Der Dorfchat ersetzt auch Reality-Shows, Krimis, Personal Trainer und die Taxizentrale. Unter der Rubrik „Lost & Found“ erscheinen Fotos von Asthmasprays, Zwerghasen, Kettensägenschutz-Teilen, Schmusetieren, verschwundenen Grabblumen und weggeflogenen Zelten.

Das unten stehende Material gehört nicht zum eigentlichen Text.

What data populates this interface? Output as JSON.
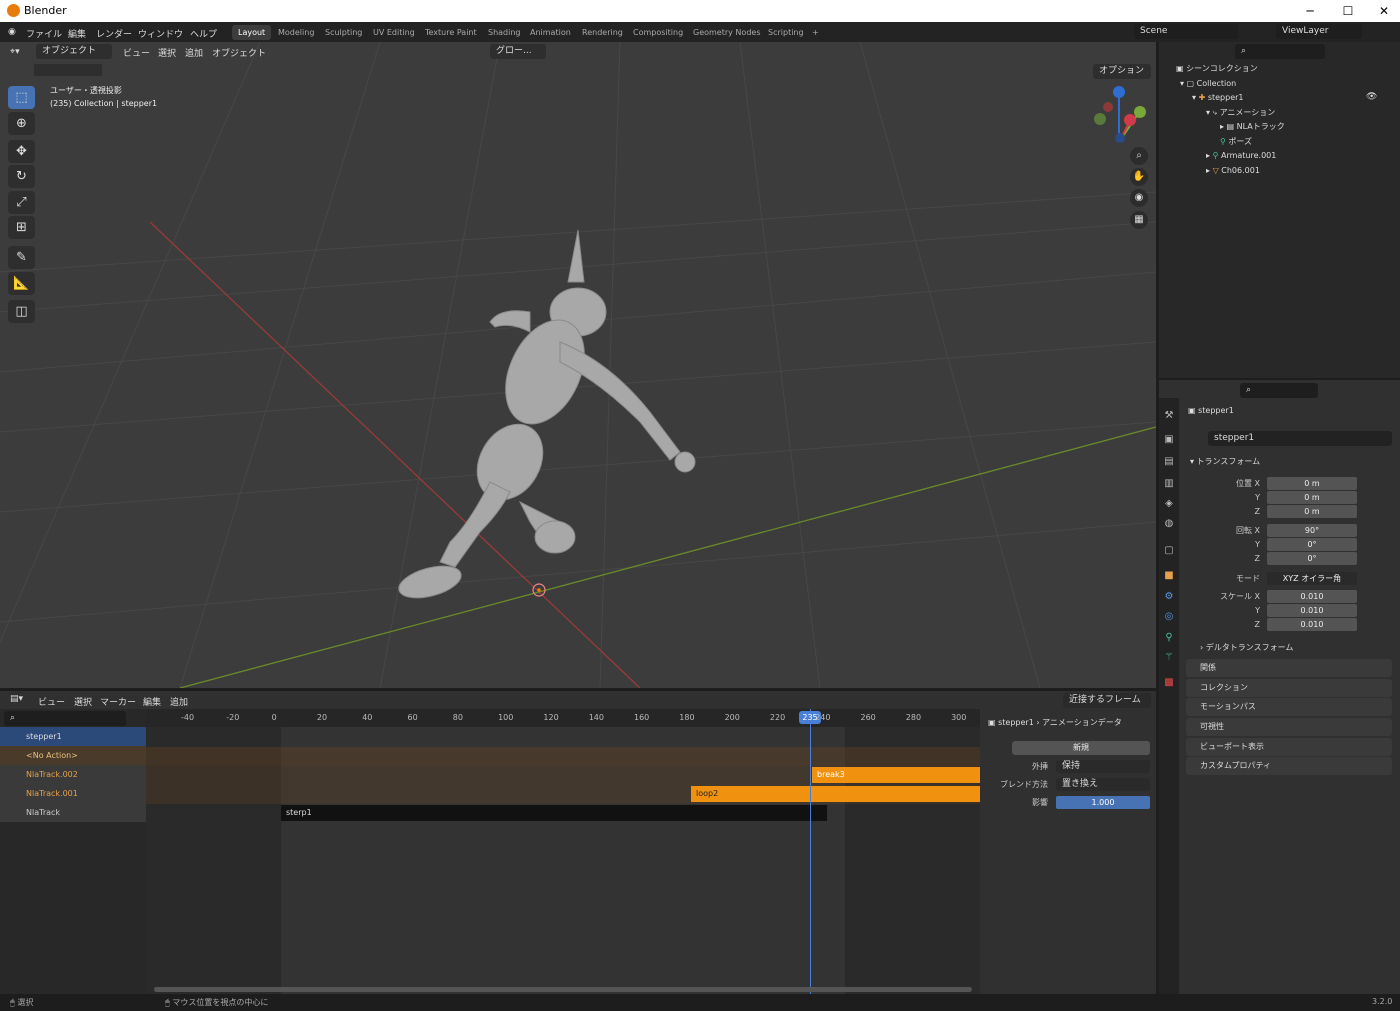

Landleben – oder die Suche nach dem Glück

Am häufigsten werden Bilder von abgehauenen Hasen, Katzen oder Hunden gepostet – und man atmet als Chatmitglied richtig auf, wenn Waldi, Wuffi oder Mila wiedergefunden wurden und auf dem Schoß der Frauchen in die Kamera schauen. Big News sind Nachrichten wie die Gründung einer Pilates-Gruppe im Dorfgemeinschaftshaus – für das auch der freiwillige Putztag über den Chat organisiert wird. Bei Abwesenheit von erreichbaren Bussen und der realen Unmöglichkeit, ein Taxi zu bekommen, ist es ein Segen, dass im Dorfchat kranke Bewohner schnell Nachbarn finden, die sie zum Arzt zu fahren.

Bei der nie endenden, manchmal verzweifelten Suche nach dem Lebensglück, die so viele Menschen zu Coaches und Psychologen – manchmal auch zu Drogen treibt – ist der Schlüssel zur Zufriedenheit vielleicht ganz einfach: menschliche Nähe. Geteilte Geschichten. Bei uns fehlt nur noch ein Dorf-Parship im Chat.